Из сталинской критики теории Марра и других «вульгарно-марксистских» моделей языка следовало два неожиданных вывода. С одной стороны, поскольку язык не является частью надстройки, он не может автоматически меняться революционными скачками, как обещал Марр. С другой стороны, поскольку язык не является средством производства (базисом), манипулирование языком в политических целях не способно напрямую привести к возникновению коммунистического сознания, как надеялись футуристы и поэтический авангард [Юрчак 2014: 105].
Действительно, статьи Сталина и эхом отозвавшихся языковедов [Александров 1951; Несмеянов 1951] развенчивали не только специально-лингвистические положения марризма, но и мысль о том, что язык – это «содержательнейшая категория надстройки» и, следовательно, ее структурообразующее начало. Вероятно, этот тезис Марра как раз и был одной из наиболее влиятельных и в то же время неявных манифестаций текстоцентризма. Ее опровержение и отделение языка как от базиса, так и от надстройки выводило языкознание из сферы общественных наук.

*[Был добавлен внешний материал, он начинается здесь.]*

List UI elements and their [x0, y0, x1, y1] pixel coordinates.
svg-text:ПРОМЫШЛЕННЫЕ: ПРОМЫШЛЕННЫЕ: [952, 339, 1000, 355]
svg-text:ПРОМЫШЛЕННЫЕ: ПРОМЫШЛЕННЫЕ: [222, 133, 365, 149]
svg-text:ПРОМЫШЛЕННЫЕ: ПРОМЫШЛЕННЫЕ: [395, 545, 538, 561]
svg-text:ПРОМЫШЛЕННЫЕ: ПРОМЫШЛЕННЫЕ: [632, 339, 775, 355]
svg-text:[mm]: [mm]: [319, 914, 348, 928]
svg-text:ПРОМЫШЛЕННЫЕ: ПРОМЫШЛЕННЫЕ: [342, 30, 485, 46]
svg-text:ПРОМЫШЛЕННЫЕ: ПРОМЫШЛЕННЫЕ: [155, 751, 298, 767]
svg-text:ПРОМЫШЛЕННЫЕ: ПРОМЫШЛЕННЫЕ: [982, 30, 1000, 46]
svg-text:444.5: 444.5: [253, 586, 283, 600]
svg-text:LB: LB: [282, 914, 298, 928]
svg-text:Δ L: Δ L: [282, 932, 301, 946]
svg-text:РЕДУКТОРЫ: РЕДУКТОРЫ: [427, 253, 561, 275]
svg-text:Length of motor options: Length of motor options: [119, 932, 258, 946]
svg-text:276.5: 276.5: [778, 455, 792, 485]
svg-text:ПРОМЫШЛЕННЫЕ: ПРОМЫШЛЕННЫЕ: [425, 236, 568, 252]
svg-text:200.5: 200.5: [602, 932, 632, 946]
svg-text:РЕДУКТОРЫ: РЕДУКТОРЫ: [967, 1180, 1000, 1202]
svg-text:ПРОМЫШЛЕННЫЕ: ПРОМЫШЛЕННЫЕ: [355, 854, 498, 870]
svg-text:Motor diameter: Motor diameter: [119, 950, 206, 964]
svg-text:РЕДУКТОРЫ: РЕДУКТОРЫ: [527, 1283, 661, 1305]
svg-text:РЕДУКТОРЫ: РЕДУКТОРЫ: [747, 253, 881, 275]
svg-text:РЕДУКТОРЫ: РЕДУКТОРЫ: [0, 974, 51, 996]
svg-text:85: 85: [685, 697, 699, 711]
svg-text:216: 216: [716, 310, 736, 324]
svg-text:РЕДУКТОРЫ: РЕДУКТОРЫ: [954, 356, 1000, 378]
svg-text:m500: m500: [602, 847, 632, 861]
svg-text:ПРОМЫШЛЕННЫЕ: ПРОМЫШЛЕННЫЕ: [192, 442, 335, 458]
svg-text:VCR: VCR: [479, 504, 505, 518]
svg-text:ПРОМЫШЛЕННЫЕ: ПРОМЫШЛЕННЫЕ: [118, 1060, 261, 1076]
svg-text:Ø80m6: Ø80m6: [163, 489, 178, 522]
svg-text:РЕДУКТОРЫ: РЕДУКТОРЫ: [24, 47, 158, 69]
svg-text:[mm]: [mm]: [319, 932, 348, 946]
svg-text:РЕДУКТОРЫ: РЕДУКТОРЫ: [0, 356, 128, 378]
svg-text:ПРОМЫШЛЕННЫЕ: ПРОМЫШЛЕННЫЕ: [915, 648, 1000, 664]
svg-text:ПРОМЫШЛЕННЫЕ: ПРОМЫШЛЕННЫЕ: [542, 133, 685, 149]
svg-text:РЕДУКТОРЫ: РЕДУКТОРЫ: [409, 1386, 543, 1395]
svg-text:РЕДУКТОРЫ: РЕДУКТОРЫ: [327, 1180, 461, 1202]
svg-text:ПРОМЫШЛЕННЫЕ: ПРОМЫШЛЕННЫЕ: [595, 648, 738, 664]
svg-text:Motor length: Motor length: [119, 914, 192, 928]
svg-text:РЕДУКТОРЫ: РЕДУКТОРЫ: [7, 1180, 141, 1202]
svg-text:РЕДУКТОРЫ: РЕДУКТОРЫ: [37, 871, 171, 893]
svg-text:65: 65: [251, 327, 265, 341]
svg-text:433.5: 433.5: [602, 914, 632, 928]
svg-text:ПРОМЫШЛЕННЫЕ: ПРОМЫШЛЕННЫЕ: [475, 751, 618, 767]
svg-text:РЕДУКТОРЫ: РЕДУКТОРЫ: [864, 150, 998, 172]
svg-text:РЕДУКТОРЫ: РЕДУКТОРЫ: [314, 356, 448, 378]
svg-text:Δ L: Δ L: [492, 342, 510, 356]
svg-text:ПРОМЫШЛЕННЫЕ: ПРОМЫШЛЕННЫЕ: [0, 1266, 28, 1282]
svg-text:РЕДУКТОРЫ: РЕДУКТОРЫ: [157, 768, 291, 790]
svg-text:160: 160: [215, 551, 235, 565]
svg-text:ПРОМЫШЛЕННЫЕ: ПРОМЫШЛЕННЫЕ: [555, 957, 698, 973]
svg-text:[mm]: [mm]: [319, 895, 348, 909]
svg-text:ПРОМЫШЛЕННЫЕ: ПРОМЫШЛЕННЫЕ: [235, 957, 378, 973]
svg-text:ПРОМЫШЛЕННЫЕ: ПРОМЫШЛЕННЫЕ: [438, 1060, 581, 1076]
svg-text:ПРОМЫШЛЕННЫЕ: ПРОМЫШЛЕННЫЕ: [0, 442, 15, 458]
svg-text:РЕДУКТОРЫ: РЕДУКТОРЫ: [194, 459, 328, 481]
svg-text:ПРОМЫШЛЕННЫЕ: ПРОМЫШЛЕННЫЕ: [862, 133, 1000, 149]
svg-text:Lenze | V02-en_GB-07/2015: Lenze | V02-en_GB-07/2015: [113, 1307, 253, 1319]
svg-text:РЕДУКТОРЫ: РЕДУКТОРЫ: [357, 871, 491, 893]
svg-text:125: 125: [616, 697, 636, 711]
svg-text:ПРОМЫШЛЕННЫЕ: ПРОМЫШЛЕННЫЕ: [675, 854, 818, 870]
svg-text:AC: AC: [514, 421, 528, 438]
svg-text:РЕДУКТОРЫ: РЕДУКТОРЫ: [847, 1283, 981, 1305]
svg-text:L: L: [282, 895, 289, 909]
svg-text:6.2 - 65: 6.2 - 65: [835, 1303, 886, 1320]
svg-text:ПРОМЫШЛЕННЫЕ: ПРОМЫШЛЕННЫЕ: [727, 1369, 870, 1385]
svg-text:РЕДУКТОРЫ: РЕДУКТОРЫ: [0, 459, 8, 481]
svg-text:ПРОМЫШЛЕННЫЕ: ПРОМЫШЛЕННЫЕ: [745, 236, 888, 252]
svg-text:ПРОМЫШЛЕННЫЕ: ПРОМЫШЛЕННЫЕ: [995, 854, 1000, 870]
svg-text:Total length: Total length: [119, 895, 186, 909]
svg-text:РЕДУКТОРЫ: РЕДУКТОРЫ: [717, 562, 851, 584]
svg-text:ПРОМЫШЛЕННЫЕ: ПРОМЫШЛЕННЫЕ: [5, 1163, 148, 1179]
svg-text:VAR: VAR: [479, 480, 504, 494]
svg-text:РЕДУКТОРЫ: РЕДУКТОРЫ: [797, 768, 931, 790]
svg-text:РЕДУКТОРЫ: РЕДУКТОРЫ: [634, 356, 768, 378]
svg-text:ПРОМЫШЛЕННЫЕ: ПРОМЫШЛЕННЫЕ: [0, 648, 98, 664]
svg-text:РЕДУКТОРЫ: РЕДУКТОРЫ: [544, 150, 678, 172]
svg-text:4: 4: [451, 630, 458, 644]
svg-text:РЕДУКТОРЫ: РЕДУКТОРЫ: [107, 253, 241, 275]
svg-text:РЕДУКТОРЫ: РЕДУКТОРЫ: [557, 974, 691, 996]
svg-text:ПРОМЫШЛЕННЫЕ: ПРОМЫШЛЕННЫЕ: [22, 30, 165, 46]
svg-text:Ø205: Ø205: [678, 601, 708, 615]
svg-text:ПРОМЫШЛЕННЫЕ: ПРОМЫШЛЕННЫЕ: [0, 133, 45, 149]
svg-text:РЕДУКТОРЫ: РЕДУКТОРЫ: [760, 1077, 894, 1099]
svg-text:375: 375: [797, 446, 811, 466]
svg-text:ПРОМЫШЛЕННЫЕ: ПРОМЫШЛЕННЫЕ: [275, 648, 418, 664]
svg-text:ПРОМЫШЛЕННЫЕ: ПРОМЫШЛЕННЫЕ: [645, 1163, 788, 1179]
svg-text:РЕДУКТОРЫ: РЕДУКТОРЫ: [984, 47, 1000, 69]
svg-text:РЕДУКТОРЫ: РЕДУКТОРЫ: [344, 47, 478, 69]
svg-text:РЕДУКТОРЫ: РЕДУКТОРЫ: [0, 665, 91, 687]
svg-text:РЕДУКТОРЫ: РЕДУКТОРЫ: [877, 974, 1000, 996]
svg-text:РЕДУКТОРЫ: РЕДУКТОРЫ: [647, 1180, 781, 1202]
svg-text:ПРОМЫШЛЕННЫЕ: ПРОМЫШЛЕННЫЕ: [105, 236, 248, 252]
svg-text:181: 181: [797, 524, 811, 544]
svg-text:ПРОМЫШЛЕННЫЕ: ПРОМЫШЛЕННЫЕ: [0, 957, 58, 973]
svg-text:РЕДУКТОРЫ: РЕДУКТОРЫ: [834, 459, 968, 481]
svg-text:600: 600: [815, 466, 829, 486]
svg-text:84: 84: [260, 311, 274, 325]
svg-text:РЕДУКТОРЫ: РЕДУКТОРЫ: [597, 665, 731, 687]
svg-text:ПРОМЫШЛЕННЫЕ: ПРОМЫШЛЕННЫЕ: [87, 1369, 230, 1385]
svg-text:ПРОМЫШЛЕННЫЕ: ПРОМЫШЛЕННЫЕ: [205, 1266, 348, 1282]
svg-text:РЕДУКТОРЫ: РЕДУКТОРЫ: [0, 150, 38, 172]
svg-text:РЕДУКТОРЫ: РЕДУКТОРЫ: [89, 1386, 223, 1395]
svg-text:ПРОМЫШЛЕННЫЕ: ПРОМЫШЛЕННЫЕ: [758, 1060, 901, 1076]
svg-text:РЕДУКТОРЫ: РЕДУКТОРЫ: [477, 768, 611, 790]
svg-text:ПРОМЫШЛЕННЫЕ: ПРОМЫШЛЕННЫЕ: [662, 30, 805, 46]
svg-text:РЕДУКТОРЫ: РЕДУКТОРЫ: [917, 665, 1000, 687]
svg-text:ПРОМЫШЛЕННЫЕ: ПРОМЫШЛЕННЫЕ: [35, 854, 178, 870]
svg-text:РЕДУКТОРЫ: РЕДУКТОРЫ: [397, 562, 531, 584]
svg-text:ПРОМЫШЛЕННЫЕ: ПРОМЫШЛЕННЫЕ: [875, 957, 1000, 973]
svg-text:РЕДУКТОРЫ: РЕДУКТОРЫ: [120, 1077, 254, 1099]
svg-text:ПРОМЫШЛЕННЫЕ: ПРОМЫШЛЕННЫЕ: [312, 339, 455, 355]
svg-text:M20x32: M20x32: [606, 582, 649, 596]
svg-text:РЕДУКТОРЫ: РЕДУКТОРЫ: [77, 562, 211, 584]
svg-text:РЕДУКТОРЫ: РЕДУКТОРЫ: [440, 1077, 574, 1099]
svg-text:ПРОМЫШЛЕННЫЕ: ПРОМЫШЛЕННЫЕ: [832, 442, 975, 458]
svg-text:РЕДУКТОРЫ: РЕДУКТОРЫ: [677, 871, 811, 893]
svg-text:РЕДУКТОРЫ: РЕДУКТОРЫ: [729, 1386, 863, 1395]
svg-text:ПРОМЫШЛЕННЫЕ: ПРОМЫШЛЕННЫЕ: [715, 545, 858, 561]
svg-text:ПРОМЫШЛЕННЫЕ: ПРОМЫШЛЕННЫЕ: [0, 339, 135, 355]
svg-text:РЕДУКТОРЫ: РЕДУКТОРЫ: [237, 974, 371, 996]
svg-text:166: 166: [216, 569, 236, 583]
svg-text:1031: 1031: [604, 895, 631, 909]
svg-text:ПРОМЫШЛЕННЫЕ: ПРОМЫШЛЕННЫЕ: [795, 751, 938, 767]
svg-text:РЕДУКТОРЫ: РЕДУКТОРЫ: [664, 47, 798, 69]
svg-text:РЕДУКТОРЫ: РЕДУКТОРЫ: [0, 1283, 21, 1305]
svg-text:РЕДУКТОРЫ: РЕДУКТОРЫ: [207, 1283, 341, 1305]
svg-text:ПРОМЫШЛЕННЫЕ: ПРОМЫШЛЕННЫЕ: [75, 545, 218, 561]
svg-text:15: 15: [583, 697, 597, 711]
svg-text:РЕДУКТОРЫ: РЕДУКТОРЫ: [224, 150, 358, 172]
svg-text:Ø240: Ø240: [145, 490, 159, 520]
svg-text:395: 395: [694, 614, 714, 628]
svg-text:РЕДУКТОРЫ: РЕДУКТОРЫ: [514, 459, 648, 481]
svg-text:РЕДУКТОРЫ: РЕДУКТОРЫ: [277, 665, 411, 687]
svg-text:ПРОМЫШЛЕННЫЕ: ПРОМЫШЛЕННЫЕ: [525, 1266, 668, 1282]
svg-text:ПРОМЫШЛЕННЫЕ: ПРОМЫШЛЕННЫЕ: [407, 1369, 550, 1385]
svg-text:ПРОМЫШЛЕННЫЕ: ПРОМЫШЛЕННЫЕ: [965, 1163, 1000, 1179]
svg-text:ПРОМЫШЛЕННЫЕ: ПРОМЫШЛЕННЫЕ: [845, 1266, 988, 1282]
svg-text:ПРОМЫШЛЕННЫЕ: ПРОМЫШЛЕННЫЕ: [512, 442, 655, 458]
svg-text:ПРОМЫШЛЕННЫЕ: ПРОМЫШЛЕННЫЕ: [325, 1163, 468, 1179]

Когда Сталин утверждал, что «язык <…> связан <…> со всякой <…> деятельностью человека во всех сферах его работы – от производства до базиса, от базиса до надстройки» [Сталин 1953: 11], но не исчерпывается функционированием базиса и надстройки, он опирался на мысли Маркса, согласно которым язык есть непосредственная действительность мысли. Сталин считал: «…оголенных мыслей, не связанных с языковым материалом, не существует у людей, владеющих языком» [Там же: 45]; обратную позицию генсек обвинял в идеализме. При этом Сталин признавал иные формы мышления у людей с ограниченными возможностями:
…глухонемые лишены языка, их мысли не могут возникать на базе языкового материала. […] Мысли глухонемых возникают и могут существовать лишь на базе тех образов, восприятий, представлений, которые складываются у них в быту о предметах внешнего мира и их отношениях между собой благодаря чувствам зрения, осязания, вкуса, обоняния. Вне этих образов, восприятий, представлений мысль пуста [Там же: 47].
Одних Сталин считал «нормальными людьми, владеющими языком», других – «аномальными, глухонемыми, не имеющими языка» [Там же: 46]. Таким образом, у нормальных людей мысль существует не в образах восприятия, а только в языке, у аномальных, напротив, мысль существует только в образах восприятия. Не вдаваясь в лингвистические и анатомические нюансы этой схемы, легко увидеть, что в ней язык заменяет «нормальным людям» данные восприятия, следовательно, преломляет/искажает действительность ровно как качество зрения или слуха.
Наконец, критикуя марризм, Сталин в сотый раз вернулся к обличению догматизма, традиционному еще для дореволюционного большевизма. На этот раз вождь отвечал некоему А. Холопову:
Из статьи Вашей я понял, что от скрещивания языков никогда не может получиться новый какой-то язык, а до статьи твердо был уверен, согласно Вашему выступлению на XVI съезде ВКП(б), что при коммунизме языки сольются в один общий […] Товарищ Холопов и не догадывается, что обе формулы могут быть правильными, – каждая для своего времени. Так бывает всегда с начетчиками и талмудистами, которые, не вникая в существо дела и цитируя формально, безотносительно к тем историческим условиям, о которых трактуют цитаты, неизменно попадают в безвыходное положение [Там же].
Далее генсек разъяснял, как и почему цитаты, сталкиваемые Холоповым, не содержат противоречия, но важно другое: Сталин говорил о принципиальной относительности слов, их решающей зависимости от контекста.